Depuis Ankara, celles-ci maintiennent dans son principe l’ouverture de leur frontière aux réfugiés, mais elles se contentent dans la pratique de permettre le passage d’un nombre réduit de camions du croissant rouge turc, qui apportent de l’eau, de la nourriture, des couvertures et des tentes en territoire syrien. Dans l’immédiat, c’est de ce côté que les réfugiés sont bloqués, avec pour tout viatique leurs maigres baluchons. Que font les autorités européennes ? elles rappellent dans un communiqué le gouvernement turc à son devoir.

Selon l’Observatoire syrien des droits de l’homme (OSDH) « Les familles dorment depuis plusieurs jours dans les champs ou des tentes, dans le froid alors qu’aucune ONG internationale n’est présente pour les aider.
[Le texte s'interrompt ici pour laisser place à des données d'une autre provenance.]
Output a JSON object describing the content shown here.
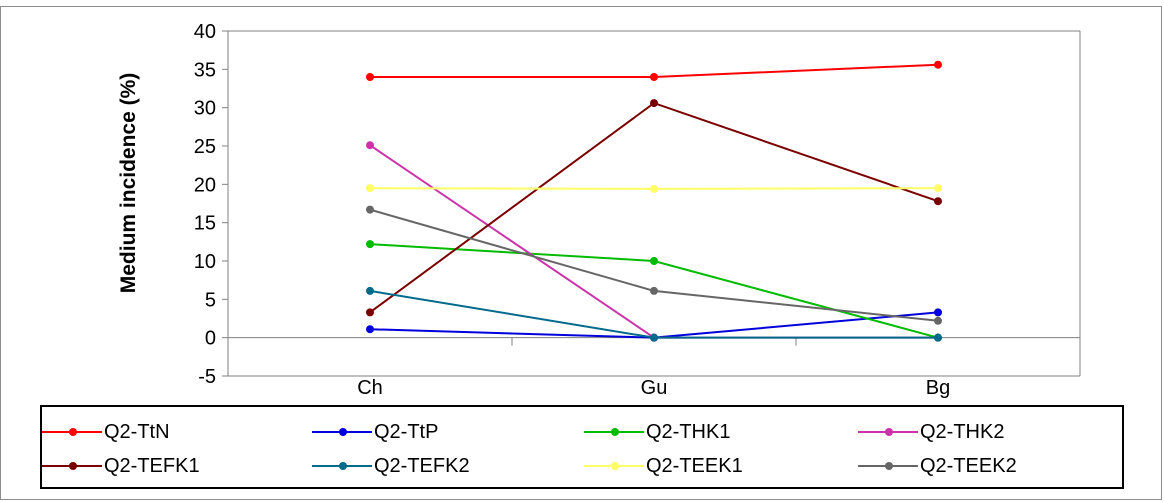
{
  "chart_data": {
    "type": "line",
    "title": "",
    "xlabel": "",
    "ylabel": "Medium incidence (%)",
    "ylim": [
      -5,
      40
    ],
    "y_ticks": [
      -5,
      0,
      5,
      10,
      15,
      20,
      25,
      30,
      35,
      40
    ],
    "categories": [
      "Ch",
      "Gu",
      "Bg"
    ],
    "grid": false,
    "legend_position": "bottom",
    "series": [
      {
        "name": "Q2-TtN",
        "color": "#ff0000",
        "values": [
          34,
          34,
          35.6
        ]
      },
      {
        "name": "Q2-TtP",
        "color": "#0000dd",
        "values": [
          1.1,
          0,
          3.3
        ]
      },
      {
        "name": "Q2-THK1",
        "color": "#00bb00",
        "values": [
          12.2,
          10,
          0
        ]
      },
      {
        "name": "Q2-THK2",
        "color": "#cc33aa",
        "values": [
          25.1,
          0,
          0
        ]
      },
      {
        "name": "Q2-TEFK1",
        "color": "#7a0000",
        "values": [
          3.3,
          30.6,
          17.8
        ]
      },
      {
        "name": "Q2-TEFK2",
        "color": "#006a8a",
        "values": [
          6.1,
          0,
          0
        ]
      },
      {
        "name": "Q2-TEEK1",
        "color": "#ffff66",
        "values": [
          19.5,
          19.4,
          19.5
        ]
      },
      {
        "name": "Q2-TEEK2",
        "color": "#666666",
        "values": [
          16.7,
          6.1,
          2.2
        ]
      }
    ]
  }
}
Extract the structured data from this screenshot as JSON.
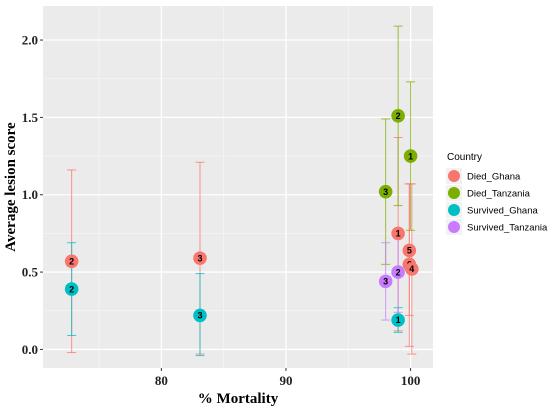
{
  "chart_data": {
    "type": "scatter",
    "title": "",
    "xlabel": "% Mortality",
    "ylabel": "Average lesion score",
    "xlim": [
      70.5,
      101.8
    ],
    "ylim": [
      -0.12,
      2.22
    ],
    "xticks": [
      80,
      90,
      100
    ],
    "yticks": [
      0.0,
      0.5,
      1.0,
      1.5,
      2.0
    ],
    "ytick_labels": [
      "0.0",
      "0.5",
      "1.0",
      "1.5",
      "2.0"
    ],
    "grid": true,
    "legend": {
      "title": "Country",
      "position": "right"
    },
    "series": [
      {
        "name": "Died_Ghana",
        "color": "#F8766D",
        "points": [
          {
            "x": 72.8,
            "y": 0.57,
            "ymin": -0.02,
            "ymax": 1.16,
            "label": "2"
          },
          {
            "x": 83.1,
            "y": 0.59,
            "ymin": -0.03,
            "ymax": 1.21,
            "label": "3"
          },
          {
            "x": 99.0,
            "y": 0.75,
            "ymin": 0.12,
            "ymax": 1.37,
            "label": "1"
          },
          {
            "x": 99.9,
            "y": 0.64,
            "ymin": 0.22,
            "ymax": 1.07,
            "label": "5"
          },
          {
            "x": 99.9,
            "y": 0.55,
            "ymin": 0.02,
            "ymax": 1.07,
            "label": "6"
          },
          {
            "x": 100.1,
            "y": 0.52,
            "ymin": -0.03,
            "ymax": 1.07,
            "label": "4"
          }
        ]
      },
      {
        "name": "Died_Tanzania",
        "color": "#7CAE00",
        "points": [
          {
            "x": 98.0,
            "y": 1.02,
            "ymin": 0.55,
            "ymax": 1.49,
            "label": "3"
          },
          {
            "x": 99.0,
            "y": 1.51,
            "ymin": 0.93,
            "ymax": 2.09,
            "label": "2"
          },
          {
            "x": 100.0,
            "y": 1.25,
            "ymin": 0.77,
            "ymax": 1.73,
            "label": "1"
          }
        ]
      },
      {
        "name": "Survived_Ghana",
        "color": "#00BFC4",
        "points": [
          {
            "x": 72.8,
            "y": 0.39,
            "ymin": 0.09,
            "ymax": 0.69,
            "label": "2"
          },
          {
            "x": 83.1,
            "y": 0.22,
            "ymin": -0.04,
            "ymax": 0.49,
            "label": "3"
          },
          {
            "x": 99.0,
            "y": 0.19,
            "ymin": 0.11,
            "ymax": 0.27,
            "label": "1"
          }
        ]
      },
      {
        "name": "Survived_Tanzania",
        "color": "#C77CFF",
        "points": [
          {
            "x": 98.0,
            "y": 0.44,
            "ymin": 0.19,
            "ymax": 0.69,
            "label": "3"
          },
          {
            "x": 99.0,
            "y": 0.5,
            "ymin": 0.24,
            "ymax": 0.76,
            "label": "2"
          }
        ]
      }
    ]
  }
}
Ils s’entraident entre eux ». Le croissant rouge international étudie une intervention dans cette région difficile d’accès.
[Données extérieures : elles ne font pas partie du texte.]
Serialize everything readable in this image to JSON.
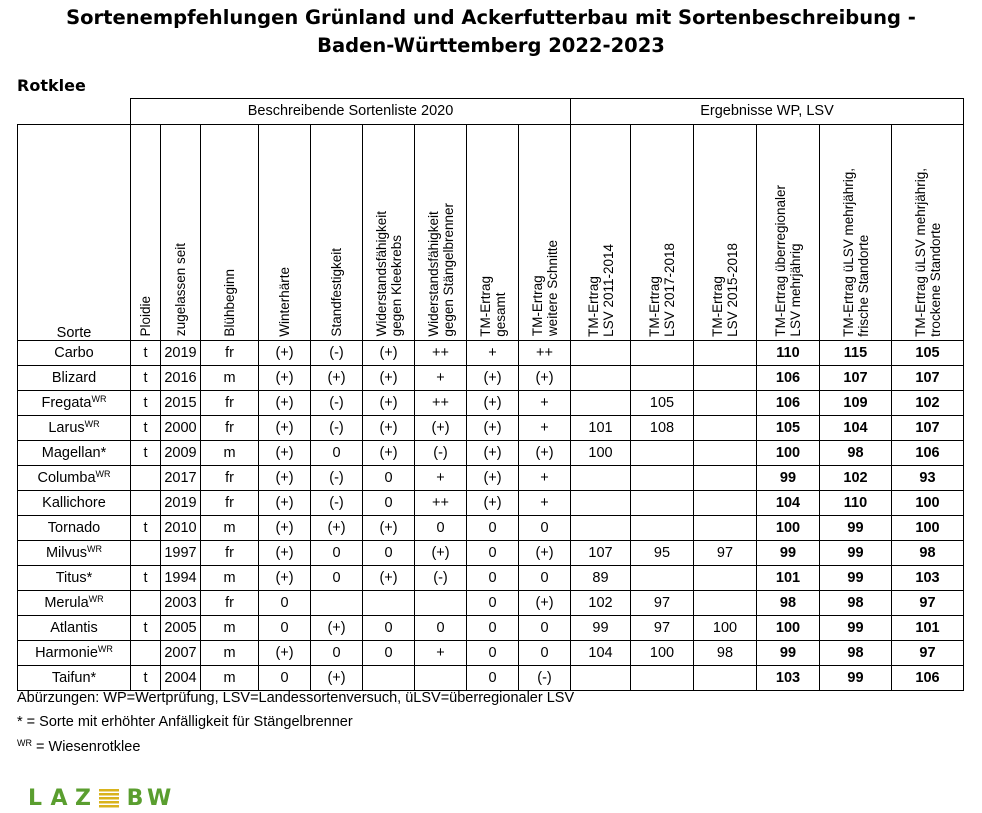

Mais cela ne s’arrête pas là : 350.000 Syriens seraient en passe d’être bloqués à Alep par l’offensive conjuguée de l’armée syrienne et de l’aviation russe, où un siège en bonne et due forme serait en préparation, expliquant la panique qui s’est emparée des habitants de la région et leur fuite éperdue. A la recherche d’un refuge, les familles syriennes ne proviennent pas seulement d’Alep, la seconde ville du pays, mais aussi de la province d’Homs, où ont également lieu d’intenses bombardements.

Une rencontre avec François Hollande va précéder le voyage d’Angela Merkel à Ankara pour discuter avec le gouvernement turc des mesures qu’il compte prendre pour réduire le flux des réfugiés cherchant à atteindre l’Europe. Ce dernier a dans cette attente délivré de nouveaux signes de bonne volonté en faisant intervenir la police dans trois ateliers clandestins de fabrication d’embarcations « non homologuées » à Izmir, qui ont été détruits. Après les gilets de sauvetage, c’est au tour des canots. Ces raids sont-ils censés stopper les traversées de la mer Égée ?

C’est à qui n’héritera pas des réfugiés et, pour les Turcs, la fermeture de leur frontière est sans conteste la meilleure solution. Recep Tayyip Erdoğan, le président de la République turque avait sans succès proposé qu’une vaste zone soit démilitarisée et sous protection à la frontière turque, côté syrien. Envisage-t-il maintenant de créer un fait accompli, alors que s’entendent des bruits de botte qui pourraient préluder à une intervention militaire turque en Syrie ?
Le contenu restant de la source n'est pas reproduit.